Maryland to improve stormwater management, fund wastewater infrastructure in Baltimore
The $303 million plan recently received approval from the EPA.
PHILADELPHIA, (AUG 3, 2017 -- The U.S. Environmental Protection Agency announced this week it has approved and helped fund a $303 million plan by Maryland to implement 36 clean water projects, including a series of major improvements to control stormwater and enhance wastewater infrastructure in Baltimore.
The Intended Use Plan includes an award of $32 million from EPA's FY 2017 Clean Water State Revolving Fund (CWSRF). The plan by the Maryland Department of the Environment is also funded with a $6.4 million state match, repayments from prior CWSRF loans, interest earnings and $150 million in bond proceeds.
The Baltimore projects targeted for funding in the state's CWSRF plan include:
- $73.7 million to Baltimore City ($36,970,800) and Baltimore County ($36,700,000) for improvements to the Back River wastewater treatment plant. These improvements will help eliminate overflows of untreated sewage.
- $46.7 million to implement the city's Municipal Separate Storm Sewer System (MS4) permit program by constructing various green infrastructure projects to absorb stormwater.
Baltimore is also expected to receive $7.5 million for three sanitary sewer collection system improvements, part of the $54.8 million allocated for 20 such projects statewide. A full list of these and other CWSRF projects to be funded can be found at: http://mde.maryland.gov/programs/water/WQFA/Pages/index.aspx
"Restoring our nation's water infrastructure is one of President Trump's and EPA's top priorities because all Americans deserve clean water," said EPA Administrator Scott Pruitt.
The CWSRF funding follows the recent announcement that Baltimore has been invited to apply for a $200 million federal loan to improve its water infrastructure through the Water Infrastructure Finance and Innovation Act (WIFIA).
"Maryland appreciates EPA's support of our clean water investment plan to protect public health and safety and prevent water pollution in Maryland communities and the Chesapeake Bay," said Maryland Secretary of the Environment Ben Grumbles. "In partnership with EPA, the Maryland Department of the Environment will continue to provide financial assistance to local jurisdictions to help them comply with their pollution reduction requirements under our state's blueprint to restore the national treasure that is the Chesapeake Bay."
The CWSRF program provides low interest loans for the construction of wastewater treatment facilities and other projects vital to protecting and improving water quality in rivers, lakes and streams for drinking water, recreation and natural habitat. The loans help communities keep water and sewer rates more affordable while addressing local water quality problems.
Other key projects targeted for funding with the CWSRF funds include:
- $86.6 million to Washington Suburban Sanitary Commission (WSSC) to design and construct a regional biosolids facility including bio-energy at the Piscataway wastewater treatment plant in Prince George's County.

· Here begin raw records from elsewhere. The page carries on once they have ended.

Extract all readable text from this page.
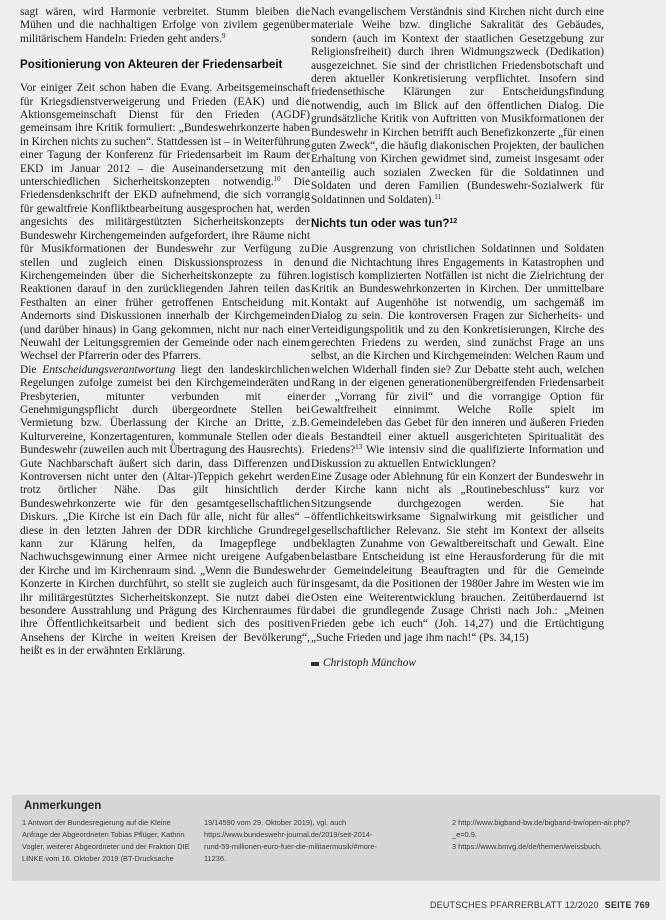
sagt wären, wird Harmonie verbreitet. Stumm bleiben die Mühen und die nachhaltigen Erfolge von zivilem gegenüber militärischem Handeln: Frieden geht anders.$^9$

Positionierung von Akteuren der Friedensarbeit

Vor einiger Zeit schon haben die Evang. Arbeitsgemeinschaft für Kriegsdienstverweigerung und Frieden (EAK) und die Aktionsgemeinschaft Dienst für den Frieden (AGDF) gemeinsam ihre Kritik formuliert: „Bundeswehrkonzerte haben in Kirchen nichts zu suchen“. Stattdessen ist – in Weiterführung einer Tagung der Konferenz für Friedensarbeit im Raum der EKD im Januar 2012 – die Auseinandersetzung mit den unterschiedlichen Sicherheitskonzepten notwendig.$^{10}$ Die Friedensdenkschrift der EKD aufnehmend, die sich vorrangig für gewaltfreie Konfliktbearbeitung ausgesprochen hat, werden angesichts des militärgestützten Sicherheitskonzepts der Bundeswehr Kirchengemeinden aufgefordert, ihre Räume nicht für Musikformationen der Bundeswehr zur Verfügung zu stellen und zugleich einen Diskussionsprozess in den Kirchengemeinden über die Sicherheitskonzepte zu führen. Reaktionen darauf in den zurückliegenden Jahren teilen das Festhalten an einer früher getroffenen Entscheidung mit. Andernorts sind Diskussionen innerhalb der Kirchgemeinden (und darüber hinaus) in Gang gekommen, nicht nur nach einer Neuwahl der Leitungsgremien der Gemeinde oder nach einem Wechsel der Pfarrerin oder des Pfarrers.

Die Entscheidungsverantwortung liegt den landeskirchlichen Regelungen zufolge zumeist bei den Kirchgemeinderäten und Presbyterien, mitunter verbunden mit einer Genehmigungspflicht durch übergeordnete Stellen bei Vermietung bzw. Überlassung der Kirche an Dritte, z.B. Kulturvereine, Konzertagenturen, kommunale Stellen oder die Bundeswehr (zuweilen auch mit Übertragung des Hausrechts).

Gute Nachbarschaft äußert sich darin, dass Differenzen und Kontroversen nicht unter den (Altar-)Teppich gekehrt werden trotz örtlicher Nähe. Das gilt hinsichtlich der Bundeswehrkonzerte wie für den gesamtgesellschaftlichen Diskurs. „Die Kirche ist ein Dach für alle, nicht für alles“ – diese in den letzten Jahren der DDR kirchliche Grundregel kann zur Klärung helfen, da Imagepflege und Nachwuchsgewinnung einer Armee nicht ureigene Aufgaben der Kirche und im Kirchenraum sind. „Wenn die Bundeswehr Konzerte in Kirchen durchführt, so stellt sie zugleich auch für ihr militärgestütztes Sicherheitskonzept. Sie nutzt dabei die besondere Ausstrahlung und Prägung des Kirchenraumes für ihre Öffentlichkeitsarbeit und bedient sich des positiven Ansehens der Kirche in weiten Kreisen der Bevölkerung“, heißt es in der erwähnten Erklärung.

Nach evangelischem Verständnis sind Kirchen nicht durch eine materiale Weihe bzw. dingliche Sakralität des Gebäudes, sondern (auch im Kontext der staatlichen Gesetzgebung zur Religionsfreiheit) durch ihren Widmungszweck (Dedikation) ausgezeichnet. Sie sind der christlichen Friedensbotschaft und deren aktueller Konkretisierung verpflichtet. Insofern sind friedensethische Klärungen zur Entscheidungsfindung notwendig, auch im Blick auf den öffentlichen Dialog. Die grundsätzliche Kritik von Auftritten von Musikformationen der Bundeswehr in Kirchen betrifft auch Benefizkonzerte „für einen guten Zweck“, die häufig diakonischen Projekten, der baulichen Erhaltung von Kirchen gewidmet sind, zumeist insgesamt oder anteilig auch sozialen Zwecken für die Soldatinnen und Soldaten und deren Familien (Bundeswehr-Sozialwerk für Soldatinnen und Soldaten).$^{11}$

Nichts tun oder was tun?$^{12}$

Die Ausgrenzung von christlichen Soldatinnen und Soldaten und die Nichtachtung ihres Engagements in Katastrophen und logistisch komplizierten Notfällen ist nicht die Zielrichtung der Kritik an Bundeswehrkonzerten in Kirchen. Der unmittelbare Kontakt auf Augenhöhe ist notwendig, um sachgemäß im Dialog zu sein. Die kontroversen Fragen zur Sicherheits- und Verteidigungspolitik und zu den Konkretisierungen, Kirche des gerechten Friedens zu werden, sind zunächst Frage an uns selbst, an die Kirchen und Kirchgemeinden: Welchen Raum und welchen Widerhall finden sie? Zur Debatte steht auch, welchen Rang in der eigenen generationenübergreifenden Friedensarbeit der „Vorrang für zivil“ und die vorrangige Option für Gewaltfreiheit einnimmt. Welche Rolle spielt im Gemeindeleben das Gebet für den inneren und äußeren Frieden als Bestandteil einer aktuell ausgerichteten Spiritualität des Friedens?$^{13}$ Wie intensiv sind die qualifizierte Information und Diskussion zu aktuellen Entwicklungen?

Eine Zusage oder Ablehnung für ein Konzert der Bundeswehr in der Kirche kann nicht als „Routinebeschluss“ kurz vor Sitzungsende durchgezogen werden. Sie hat öffentlichkeitswirksame Signalwirkung mit geistlicher und gesellschaftlicher Relevanz. Sie steht im Kontext der allseits beklagten Zunahme von Gewaltbereitschaft und Gewalt. Eine belastbare Entscheidung ist eine Herausforderung für die mit der Gemeindeleitung Beauftragten und für die Gemeinde insgesamt, da die Positionen der 1980er Jahre im Westen wie im Osten eine Weiterentwicklung brauchen. Zeitüberdauernd ist dabei die grundlegende Zusage Christi nach Joh.: „Meinen Frieden gebe ich euch“ (Joh. 14,27) und die Ertüchtigung „Suche Frieden und jage ihm nach!“ (Ps. 34,15)

Christoph Münchow

Anmerkungen
1 Antwort der Bundesregierung auf die Kleine Anfrage der Abgeordneten Tobias Pflüger, Kathrin Vogler, weiterer Abgeordneter und der Fraktion DIE LINKE vom 16. Oktober 2019 (BT-Drucksache
19/14590 vom 29. Oktober 2019), vgl. auch https://www.bundeswehr-journal.de/2019/seit-2014-rund-59-millionen-euro-fuer-die-militaermusik/#more-11236.
2 http://www.bigband-bw.de/bigband-bw/open-air.php?_e=0.9.
3 https://www.bmvg.de/de/themen/weissbuch.
DEUTSCHES PFARRERBLATT 12/2020 SEITE 769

- $15 million for the state Department of Housing and Community Development to promote energy efficiency in homes to reduce atmospheric pollution to the Chesapeake Bay.
- $5.6 million to the City of Hagerstown in Washington County for planning, design and construction of emergency repairs to the Edgemont Reservoir.
- $3 million to Calvert County for an upgrade to Enhanced Nutrient Removal at the Solomons wastewater treatment plant to improve water quality in local waters and the Chesapeake Bay.